My grandfather is 92. I have a small number of relatives I fully expect will want more than their share, the things that may fetch some coin. I hear the more brazen ones 'Grandad, when you're gone, Grandma can't drive, what do you plan on doing with the car?'

I would dearly like to ask him for his harmonica. I remember sitting on his lap while he'd play Larry Adler tunes (he doesn't have the breath for it anymore). I don't think anyone else will care for it, something to go in a box to the thrift store I'm sure, but watching the looters plan their moments I can hardly bring myself to say anything, and so I'll just sit and make him another cup of tea.

Thanks for your story OP.


A past years as a child brings back the flood associated with memories regarding times invested with a unique grandparent.

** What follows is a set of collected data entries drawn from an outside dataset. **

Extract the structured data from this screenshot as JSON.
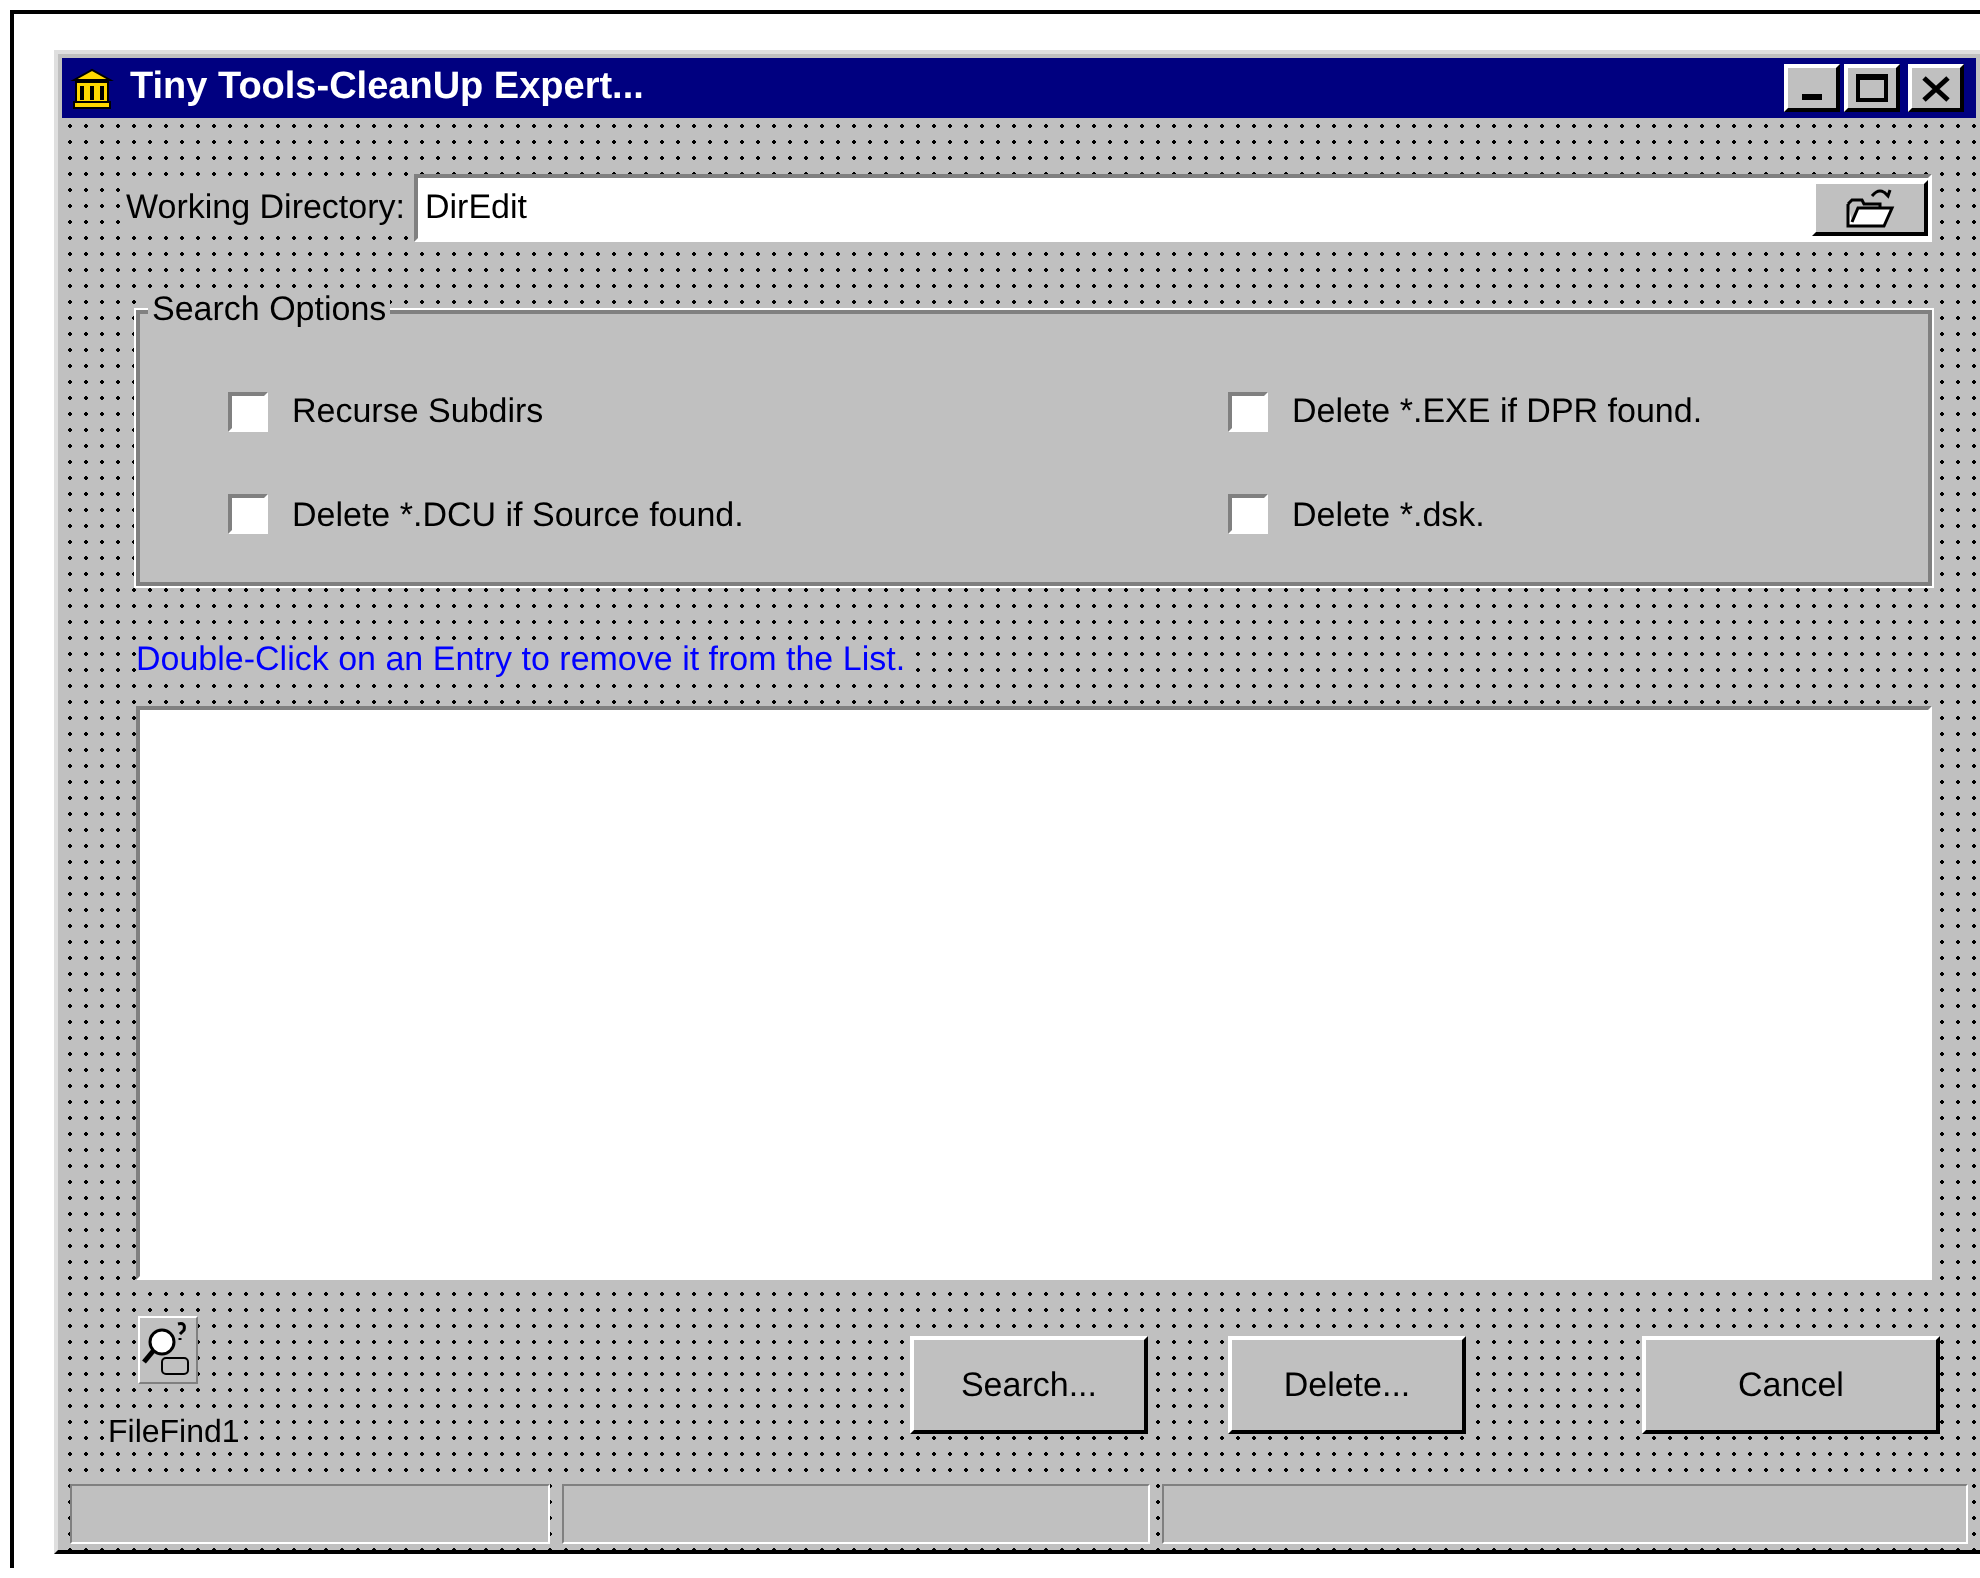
{
  "window": {
    "title": "Tiny Tools-CleanUp Expert..."
  },
  "working_directory": {
    "label": "Working Directory:",
    "value": "DirEdit"
  },
  "search_options": {
    "title": "Search Options",
    "options": [
      {
        "label": "Recurse Subdirs",
        "checked": false
      },
      {
        "label": "Delete *.EXE if DPR found.",
        "checked": false
      },
      {
        "label": "Delete *.DCU if Source found.",
        "checked": false
      },
      {
        "label": "Delete *.dsk.",
        "checked": false
      }
    ]
  },
  "hint": "Double-Click on an Entry to remove it from the List.",
  "component_label": "FileFind1",
  "buttons": [
    "Search...",
    "Delete...",
    "Cancel"
  ]
}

You may or even may not have were built with a lot of many years to spend together to hear their own stories of the lives and also to learn about their own wisdom. However, many things might stand out in your head like the precious metal Antique Pocket Watches Grandpa transported everyday that you simply knew him or her.

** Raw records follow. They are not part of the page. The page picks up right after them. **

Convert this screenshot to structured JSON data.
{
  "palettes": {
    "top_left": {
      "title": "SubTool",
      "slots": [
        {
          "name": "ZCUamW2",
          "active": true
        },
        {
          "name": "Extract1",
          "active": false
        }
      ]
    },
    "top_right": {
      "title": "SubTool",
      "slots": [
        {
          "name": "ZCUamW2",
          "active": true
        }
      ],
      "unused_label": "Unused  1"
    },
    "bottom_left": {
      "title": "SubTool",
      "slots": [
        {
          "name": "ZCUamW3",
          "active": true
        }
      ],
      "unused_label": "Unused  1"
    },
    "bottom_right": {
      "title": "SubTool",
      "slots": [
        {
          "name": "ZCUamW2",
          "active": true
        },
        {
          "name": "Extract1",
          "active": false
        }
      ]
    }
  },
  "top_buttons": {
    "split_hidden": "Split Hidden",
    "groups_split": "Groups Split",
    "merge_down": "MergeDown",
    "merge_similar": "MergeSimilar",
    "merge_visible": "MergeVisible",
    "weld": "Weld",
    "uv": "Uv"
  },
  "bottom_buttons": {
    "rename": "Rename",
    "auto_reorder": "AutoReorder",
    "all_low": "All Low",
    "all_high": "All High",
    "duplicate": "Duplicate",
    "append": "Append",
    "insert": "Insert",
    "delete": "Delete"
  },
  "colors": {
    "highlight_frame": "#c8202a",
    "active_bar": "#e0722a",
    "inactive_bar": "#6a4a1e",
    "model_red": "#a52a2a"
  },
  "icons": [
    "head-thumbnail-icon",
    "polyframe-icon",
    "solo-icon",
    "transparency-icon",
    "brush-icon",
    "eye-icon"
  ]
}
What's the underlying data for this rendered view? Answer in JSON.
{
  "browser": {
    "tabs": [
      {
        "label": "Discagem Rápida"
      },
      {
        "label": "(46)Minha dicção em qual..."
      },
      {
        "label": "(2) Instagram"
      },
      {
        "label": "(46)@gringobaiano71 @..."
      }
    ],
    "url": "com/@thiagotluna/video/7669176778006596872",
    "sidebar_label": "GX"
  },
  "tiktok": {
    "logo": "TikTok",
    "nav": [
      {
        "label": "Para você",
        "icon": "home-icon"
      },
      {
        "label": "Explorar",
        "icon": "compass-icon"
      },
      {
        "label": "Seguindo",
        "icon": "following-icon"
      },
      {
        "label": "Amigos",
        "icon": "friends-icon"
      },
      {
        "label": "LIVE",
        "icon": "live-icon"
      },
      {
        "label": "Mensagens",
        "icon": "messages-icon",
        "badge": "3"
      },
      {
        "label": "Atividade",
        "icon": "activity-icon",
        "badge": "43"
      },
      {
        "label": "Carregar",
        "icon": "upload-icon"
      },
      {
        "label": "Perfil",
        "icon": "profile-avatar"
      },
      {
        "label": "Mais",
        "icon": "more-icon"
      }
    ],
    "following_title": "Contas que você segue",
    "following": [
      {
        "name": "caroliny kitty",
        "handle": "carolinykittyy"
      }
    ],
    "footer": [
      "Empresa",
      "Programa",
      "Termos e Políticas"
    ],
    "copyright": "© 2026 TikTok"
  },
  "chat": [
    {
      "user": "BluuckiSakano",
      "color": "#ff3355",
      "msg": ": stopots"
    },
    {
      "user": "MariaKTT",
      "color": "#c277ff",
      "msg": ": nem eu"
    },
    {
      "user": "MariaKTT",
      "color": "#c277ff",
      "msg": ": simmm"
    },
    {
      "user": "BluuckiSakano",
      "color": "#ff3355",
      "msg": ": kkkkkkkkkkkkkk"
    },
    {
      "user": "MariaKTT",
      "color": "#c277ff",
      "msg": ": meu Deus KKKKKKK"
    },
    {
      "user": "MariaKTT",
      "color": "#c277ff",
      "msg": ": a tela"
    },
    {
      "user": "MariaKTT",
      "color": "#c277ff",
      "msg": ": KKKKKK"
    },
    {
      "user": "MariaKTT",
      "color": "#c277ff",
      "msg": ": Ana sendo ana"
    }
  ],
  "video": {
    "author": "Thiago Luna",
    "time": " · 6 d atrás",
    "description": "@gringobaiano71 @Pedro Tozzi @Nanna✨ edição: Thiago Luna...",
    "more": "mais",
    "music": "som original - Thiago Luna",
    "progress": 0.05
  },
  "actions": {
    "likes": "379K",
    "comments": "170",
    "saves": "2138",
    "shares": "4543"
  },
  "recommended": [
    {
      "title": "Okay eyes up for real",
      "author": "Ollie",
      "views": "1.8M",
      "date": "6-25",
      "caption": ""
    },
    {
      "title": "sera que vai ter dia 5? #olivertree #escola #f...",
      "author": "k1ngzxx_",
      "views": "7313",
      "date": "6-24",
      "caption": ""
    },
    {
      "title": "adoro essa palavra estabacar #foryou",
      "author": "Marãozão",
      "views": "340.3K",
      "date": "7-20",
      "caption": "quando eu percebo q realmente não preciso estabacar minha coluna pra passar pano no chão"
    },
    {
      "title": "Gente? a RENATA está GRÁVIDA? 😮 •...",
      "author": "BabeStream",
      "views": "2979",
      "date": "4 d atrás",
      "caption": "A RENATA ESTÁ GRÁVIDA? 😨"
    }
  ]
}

This isn't exactly a productive comment, but I just wanted to say that it's extremely thoughtful to do that for the elders in your family, and I'm sure they would appreciate it immensely. Now that you've given me the idea, I want to do this for my grandmother while she is still in good health. Thank you!

Not the Grandparent, but I'd point out you turned it into an Apple vs everything else thing =]

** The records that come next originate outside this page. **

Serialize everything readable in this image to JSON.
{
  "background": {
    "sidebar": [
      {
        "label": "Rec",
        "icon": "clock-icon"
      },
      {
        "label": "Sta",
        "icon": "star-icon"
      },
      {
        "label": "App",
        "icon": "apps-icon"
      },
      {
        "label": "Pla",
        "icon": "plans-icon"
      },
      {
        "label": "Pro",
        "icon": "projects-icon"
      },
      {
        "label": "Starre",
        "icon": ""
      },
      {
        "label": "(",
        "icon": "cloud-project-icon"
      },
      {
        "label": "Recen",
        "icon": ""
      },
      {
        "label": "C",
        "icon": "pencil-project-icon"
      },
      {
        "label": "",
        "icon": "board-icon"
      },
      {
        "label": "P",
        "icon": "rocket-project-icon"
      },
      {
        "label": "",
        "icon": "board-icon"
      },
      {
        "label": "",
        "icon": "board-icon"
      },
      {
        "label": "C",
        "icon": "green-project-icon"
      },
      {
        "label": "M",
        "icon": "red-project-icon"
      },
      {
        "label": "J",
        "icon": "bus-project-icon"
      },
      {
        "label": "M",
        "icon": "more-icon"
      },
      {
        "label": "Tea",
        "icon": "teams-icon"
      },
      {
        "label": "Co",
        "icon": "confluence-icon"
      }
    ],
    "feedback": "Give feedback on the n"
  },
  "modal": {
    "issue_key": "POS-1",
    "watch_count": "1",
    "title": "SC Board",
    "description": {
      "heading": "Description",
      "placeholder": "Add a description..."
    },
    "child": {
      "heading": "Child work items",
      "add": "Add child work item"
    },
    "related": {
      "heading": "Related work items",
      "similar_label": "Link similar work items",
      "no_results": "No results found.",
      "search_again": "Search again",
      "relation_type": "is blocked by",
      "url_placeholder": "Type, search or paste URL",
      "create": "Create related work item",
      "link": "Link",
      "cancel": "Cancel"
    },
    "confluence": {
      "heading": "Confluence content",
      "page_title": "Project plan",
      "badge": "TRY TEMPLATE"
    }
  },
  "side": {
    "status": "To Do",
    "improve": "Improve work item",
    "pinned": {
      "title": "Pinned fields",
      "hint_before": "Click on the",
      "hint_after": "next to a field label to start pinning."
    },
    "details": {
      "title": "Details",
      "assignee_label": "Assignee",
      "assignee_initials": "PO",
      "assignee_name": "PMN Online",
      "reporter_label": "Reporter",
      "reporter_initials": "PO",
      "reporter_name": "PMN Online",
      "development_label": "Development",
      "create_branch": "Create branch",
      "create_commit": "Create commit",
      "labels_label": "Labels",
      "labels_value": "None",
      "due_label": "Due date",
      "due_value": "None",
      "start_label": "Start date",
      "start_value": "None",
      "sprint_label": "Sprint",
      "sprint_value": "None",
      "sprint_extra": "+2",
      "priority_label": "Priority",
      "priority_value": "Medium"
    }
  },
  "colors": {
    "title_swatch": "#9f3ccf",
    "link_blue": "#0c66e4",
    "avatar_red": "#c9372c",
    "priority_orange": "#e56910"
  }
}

Or the irreplacable trinket that your aging grandmother sent you.

Seems like that would be quite the family heirloom, good on you. How far through are you?

I only met my great grandfather once before he died, but I remember his name, and my parents still have the artifacts he left behind. He was a carpenter, and made several wooden pieces we still have, including a turtle footstool, a doll house, and a garage for toy cars. He also made a kid's rocking chair which sadly got destroyed over time. I played with all of them plenty when I was a kid.

I plan on keeping these things in the family as long as possible.

Make things and leave them behind, and hopefully your family will still cherish them. I write and make board and video games, I'm hoping some of those will stay in the family. I also want to get into woodworking once I own a home, and make custom components for my games.


That’s not a question any of us can answer. It’s gotta be something you cherish. And in a way that your children would know it, and associate you with it.

Most dinner plates aren’t heirlooms. But the fancy china that reminds your kids of Thanksgivings and their graduation dinner might be.

Or furniture. I actually have the dining room table my grandmother bought in 1960something. It’s not even all that fancy. But… thanksgiving. The crappy centerpiece I made as a 7-year-old kid proudly featured there for the next 2 decades. The best beef stroganoff I ever had. The table is a mid-century modern design and slightly clashes with the house it’s in. But I don’t care because it holds so many memories.

Other examples in this thread are often mechanical things. Like old cameras. I’m wondering if this will still hold for future generations. Digital stuff just doesn’t seem permanent enough to be passed down.


I guess this is for the individual to answer but my question to you is: would you wish something like this on your parents or older relatives?

I run a family wishlist site called DreamList (https://www.dreamlist.com) and it is frequented by grandparents. Since 2020 we started working on a family journal to build into the site to make sure families are reminded to jot down and preserve their stories and potentially to give them to loved ones on special occasions. Some insights and lessons are more valuable than any material gift and you don’t have to wait till a terminal event to share them.

The grandparent is a naive oversimplification. Most things that aren't just very trivial CRUD do have irreducible complexity, that cannot be encapsulated away. Also, making notes doesn't help there, notes that were written need to be read again and again and again, multiplying the effort involved.

The grandparent's example of a different world wasn't the guy picking up the check, it was making six figures by doing something virtually nobody does.

I think that the grandparent meant that you could sell it to end users.